Can QPP Choose the Right Query Variant? Evaluating Query Variant Selection for RAG Pipelines

arXiv cs.CL / 4/27/2026

💬 OpinionIdeas & Deep AnalysisModels & Research

Key Points

  • The paper studies whether Query Performance Prediction (QPP) can select the best query reformulation variant in RAG pipelines without running full retrieval and generation for every variant.
  • Unlike traditional QPP that estimates query difficulty across topics, it focuses on intra-topic discrimination by choosing among multiple semantically equivalent variants for the same information need.
  • Experiments on TREC-RAG show a “utility gap”: variants that score well on retrieval ranking metrics (e.g., nDCG) do not necessarily yield the best generated answers.
  • Despite this divergence, QPP can reliably pick variants that improve end-to-end answer quality, and lightweight pre-retrieval predictors often achieve similar or better results than costly post-retrieval methods.
  • Overall, the findings support latency-efficient variant selection to make RAG more computationally affordable while maintaining output quality.

Abstract

Large Language Models (LLMs) have made query reformulation ubiquitous in modern retrieval and Retrieval-Augmented Generation (RAG) pipelines, enabling the generation of multiple semantically equivalent query variants. However, executing the full pipeline for every reformulation is computationally expensive, motivating selective execution: can we identify the best query variant before incurring downstream retrieval and generation costs? We investigate Query Performance Prediction (QPP) as a mechanism for variant selection across ad-hoc retrieval and end-to-end RAG. Unlike traditional QPP, which estimates query difficulty across topics, we study intra-topic discrimination - selecting the optimal reformulation among competing variants of the same information need.
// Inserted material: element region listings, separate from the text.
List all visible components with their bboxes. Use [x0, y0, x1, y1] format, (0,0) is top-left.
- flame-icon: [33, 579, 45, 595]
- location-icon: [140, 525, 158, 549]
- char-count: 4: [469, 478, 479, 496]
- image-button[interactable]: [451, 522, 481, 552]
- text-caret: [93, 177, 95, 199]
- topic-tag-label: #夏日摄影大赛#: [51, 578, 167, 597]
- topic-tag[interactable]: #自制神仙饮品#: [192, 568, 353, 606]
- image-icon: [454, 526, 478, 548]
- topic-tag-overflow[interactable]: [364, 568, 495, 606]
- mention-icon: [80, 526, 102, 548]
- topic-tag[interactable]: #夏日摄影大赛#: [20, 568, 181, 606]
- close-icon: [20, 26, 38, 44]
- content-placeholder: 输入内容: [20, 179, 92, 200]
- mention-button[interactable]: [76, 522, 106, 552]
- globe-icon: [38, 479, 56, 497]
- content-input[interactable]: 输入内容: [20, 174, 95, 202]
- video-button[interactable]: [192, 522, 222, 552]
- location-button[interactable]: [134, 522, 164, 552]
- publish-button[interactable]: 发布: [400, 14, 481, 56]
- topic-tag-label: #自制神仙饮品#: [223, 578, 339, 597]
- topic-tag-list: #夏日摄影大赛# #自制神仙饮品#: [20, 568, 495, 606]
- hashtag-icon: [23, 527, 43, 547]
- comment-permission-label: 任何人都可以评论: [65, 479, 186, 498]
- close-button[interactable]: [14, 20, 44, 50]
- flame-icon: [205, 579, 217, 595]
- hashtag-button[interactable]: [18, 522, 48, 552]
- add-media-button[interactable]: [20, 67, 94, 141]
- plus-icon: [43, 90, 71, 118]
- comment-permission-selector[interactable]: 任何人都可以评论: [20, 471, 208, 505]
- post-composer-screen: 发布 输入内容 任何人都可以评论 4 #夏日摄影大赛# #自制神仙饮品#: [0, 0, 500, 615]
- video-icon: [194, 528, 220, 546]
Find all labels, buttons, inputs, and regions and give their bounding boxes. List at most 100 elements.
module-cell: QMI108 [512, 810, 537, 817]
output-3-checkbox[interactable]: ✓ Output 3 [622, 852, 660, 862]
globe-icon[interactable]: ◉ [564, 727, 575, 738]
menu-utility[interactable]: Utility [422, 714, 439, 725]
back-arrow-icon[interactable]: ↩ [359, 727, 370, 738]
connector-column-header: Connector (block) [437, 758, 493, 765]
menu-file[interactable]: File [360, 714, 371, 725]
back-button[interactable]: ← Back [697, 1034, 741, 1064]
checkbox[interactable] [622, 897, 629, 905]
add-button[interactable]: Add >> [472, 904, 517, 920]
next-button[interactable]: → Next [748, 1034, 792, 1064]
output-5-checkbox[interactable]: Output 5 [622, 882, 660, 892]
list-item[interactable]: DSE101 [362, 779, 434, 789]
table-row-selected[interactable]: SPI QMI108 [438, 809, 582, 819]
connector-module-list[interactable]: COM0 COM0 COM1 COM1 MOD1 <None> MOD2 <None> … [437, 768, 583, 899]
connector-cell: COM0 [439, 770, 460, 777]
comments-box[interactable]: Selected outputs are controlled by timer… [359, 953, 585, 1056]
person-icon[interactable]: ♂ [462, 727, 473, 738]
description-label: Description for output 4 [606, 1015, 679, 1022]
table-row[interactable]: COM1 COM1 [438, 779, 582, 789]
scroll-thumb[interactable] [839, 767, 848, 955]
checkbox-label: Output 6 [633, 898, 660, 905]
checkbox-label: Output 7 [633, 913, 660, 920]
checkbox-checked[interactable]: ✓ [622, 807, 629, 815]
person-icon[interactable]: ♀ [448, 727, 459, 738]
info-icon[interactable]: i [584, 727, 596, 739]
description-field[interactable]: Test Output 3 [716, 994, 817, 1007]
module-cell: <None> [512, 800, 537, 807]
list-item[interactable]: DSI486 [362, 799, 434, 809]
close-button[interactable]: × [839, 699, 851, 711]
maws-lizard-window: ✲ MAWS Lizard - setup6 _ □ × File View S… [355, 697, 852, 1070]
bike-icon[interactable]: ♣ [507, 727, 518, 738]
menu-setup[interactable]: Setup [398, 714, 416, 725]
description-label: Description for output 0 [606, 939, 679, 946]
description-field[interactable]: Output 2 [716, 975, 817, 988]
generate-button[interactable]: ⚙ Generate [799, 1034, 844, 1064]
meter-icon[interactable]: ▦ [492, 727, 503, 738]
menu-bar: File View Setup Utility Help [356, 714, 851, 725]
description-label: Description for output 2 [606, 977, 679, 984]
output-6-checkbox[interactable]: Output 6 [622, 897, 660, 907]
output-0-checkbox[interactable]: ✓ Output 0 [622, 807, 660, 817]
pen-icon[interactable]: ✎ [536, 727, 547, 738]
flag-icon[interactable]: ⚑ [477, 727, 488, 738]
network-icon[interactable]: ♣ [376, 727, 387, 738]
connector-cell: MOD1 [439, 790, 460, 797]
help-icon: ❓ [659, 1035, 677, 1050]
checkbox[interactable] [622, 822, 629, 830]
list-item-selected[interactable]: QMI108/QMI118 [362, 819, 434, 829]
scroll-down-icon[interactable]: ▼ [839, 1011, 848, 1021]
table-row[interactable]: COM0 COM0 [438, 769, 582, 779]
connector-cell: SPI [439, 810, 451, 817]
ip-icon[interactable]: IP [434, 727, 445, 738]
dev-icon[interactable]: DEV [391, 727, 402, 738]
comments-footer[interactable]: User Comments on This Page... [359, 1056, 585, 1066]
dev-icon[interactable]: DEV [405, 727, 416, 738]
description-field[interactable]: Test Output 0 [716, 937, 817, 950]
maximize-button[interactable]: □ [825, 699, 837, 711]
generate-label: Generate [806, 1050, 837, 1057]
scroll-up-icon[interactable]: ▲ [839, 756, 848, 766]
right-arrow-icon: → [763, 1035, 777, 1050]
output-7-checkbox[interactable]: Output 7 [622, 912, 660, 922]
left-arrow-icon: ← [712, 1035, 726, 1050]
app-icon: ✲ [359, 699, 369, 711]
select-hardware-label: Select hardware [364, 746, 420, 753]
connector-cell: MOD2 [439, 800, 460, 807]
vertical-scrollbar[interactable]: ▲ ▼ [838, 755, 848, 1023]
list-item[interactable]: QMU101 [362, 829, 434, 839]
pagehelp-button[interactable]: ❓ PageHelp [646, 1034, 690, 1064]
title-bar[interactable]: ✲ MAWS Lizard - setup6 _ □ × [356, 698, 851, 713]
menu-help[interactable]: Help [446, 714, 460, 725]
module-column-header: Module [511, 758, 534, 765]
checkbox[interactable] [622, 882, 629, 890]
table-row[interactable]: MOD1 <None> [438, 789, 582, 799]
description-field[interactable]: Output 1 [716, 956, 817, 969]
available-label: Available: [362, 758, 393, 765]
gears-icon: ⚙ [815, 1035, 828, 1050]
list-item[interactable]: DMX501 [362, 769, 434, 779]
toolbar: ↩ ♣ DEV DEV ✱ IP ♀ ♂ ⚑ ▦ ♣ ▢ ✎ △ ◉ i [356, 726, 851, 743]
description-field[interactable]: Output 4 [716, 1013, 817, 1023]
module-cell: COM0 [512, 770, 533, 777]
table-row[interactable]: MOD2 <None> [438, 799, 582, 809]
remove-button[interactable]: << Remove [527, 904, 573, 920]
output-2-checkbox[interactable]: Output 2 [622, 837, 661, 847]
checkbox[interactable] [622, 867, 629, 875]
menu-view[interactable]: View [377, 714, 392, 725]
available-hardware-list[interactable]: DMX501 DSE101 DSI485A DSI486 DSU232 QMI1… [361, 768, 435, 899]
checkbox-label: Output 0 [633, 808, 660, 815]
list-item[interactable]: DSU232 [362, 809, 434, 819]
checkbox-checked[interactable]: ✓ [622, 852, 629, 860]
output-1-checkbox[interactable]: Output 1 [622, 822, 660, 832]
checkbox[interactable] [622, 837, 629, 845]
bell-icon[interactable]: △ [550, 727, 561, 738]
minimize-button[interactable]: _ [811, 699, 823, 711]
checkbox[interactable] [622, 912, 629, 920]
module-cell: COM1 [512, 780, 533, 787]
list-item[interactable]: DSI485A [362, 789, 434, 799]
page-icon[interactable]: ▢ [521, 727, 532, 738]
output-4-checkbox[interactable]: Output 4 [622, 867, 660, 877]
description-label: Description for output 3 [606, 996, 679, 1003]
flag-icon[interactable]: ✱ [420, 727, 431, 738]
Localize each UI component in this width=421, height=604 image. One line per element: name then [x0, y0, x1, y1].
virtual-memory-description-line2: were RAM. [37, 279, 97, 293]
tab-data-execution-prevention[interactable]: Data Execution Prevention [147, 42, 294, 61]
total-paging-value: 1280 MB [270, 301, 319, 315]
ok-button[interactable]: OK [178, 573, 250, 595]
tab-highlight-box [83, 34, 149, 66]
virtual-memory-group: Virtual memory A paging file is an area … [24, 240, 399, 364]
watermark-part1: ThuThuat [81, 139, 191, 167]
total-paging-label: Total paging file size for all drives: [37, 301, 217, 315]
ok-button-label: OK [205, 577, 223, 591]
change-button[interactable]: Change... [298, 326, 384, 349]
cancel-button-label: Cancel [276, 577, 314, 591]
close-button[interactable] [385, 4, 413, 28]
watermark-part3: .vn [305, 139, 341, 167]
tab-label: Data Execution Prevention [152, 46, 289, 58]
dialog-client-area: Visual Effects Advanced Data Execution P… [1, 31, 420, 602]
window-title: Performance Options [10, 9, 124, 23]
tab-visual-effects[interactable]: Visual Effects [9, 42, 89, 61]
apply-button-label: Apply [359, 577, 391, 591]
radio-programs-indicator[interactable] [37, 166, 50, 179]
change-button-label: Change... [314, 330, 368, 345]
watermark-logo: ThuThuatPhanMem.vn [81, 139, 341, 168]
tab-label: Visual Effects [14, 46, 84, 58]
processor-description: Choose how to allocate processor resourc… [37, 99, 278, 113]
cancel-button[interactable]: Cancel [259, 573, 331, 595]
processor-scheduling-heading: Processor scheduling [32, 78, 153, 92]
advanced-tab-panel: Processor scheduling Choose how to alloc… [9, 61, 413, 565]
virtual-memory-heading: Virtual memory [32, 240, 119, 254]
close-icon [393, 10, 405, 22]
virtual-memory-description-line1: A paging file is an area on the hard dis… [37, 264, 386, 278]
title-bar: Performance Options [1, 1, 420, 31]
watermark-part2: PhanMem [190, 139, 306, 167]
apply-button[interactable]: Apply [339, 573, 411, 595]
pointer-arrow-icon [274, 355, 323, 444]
Through large-scale experiments on TREC-RAG using both sparse and dense retrievers, we evaluate pre- and post-retrieval predictors under correlation- and decision-based metrics. Our results reveal a systematic divergence between retrieval and generation objectives: variants that maximize ranking metrics such as nDCG often fail to produce the best generated answers, exposing a "utility gap" between retrieval relevance and generation fidelity. Nevertheless, QPP can reliably identify variants that improve end-to-end quality over the original query. Notably, lightweight pre-retrieval predictors frequently match or outperform more expensive post-retrieval methods, offering a latency-efficient approach to robust RAG.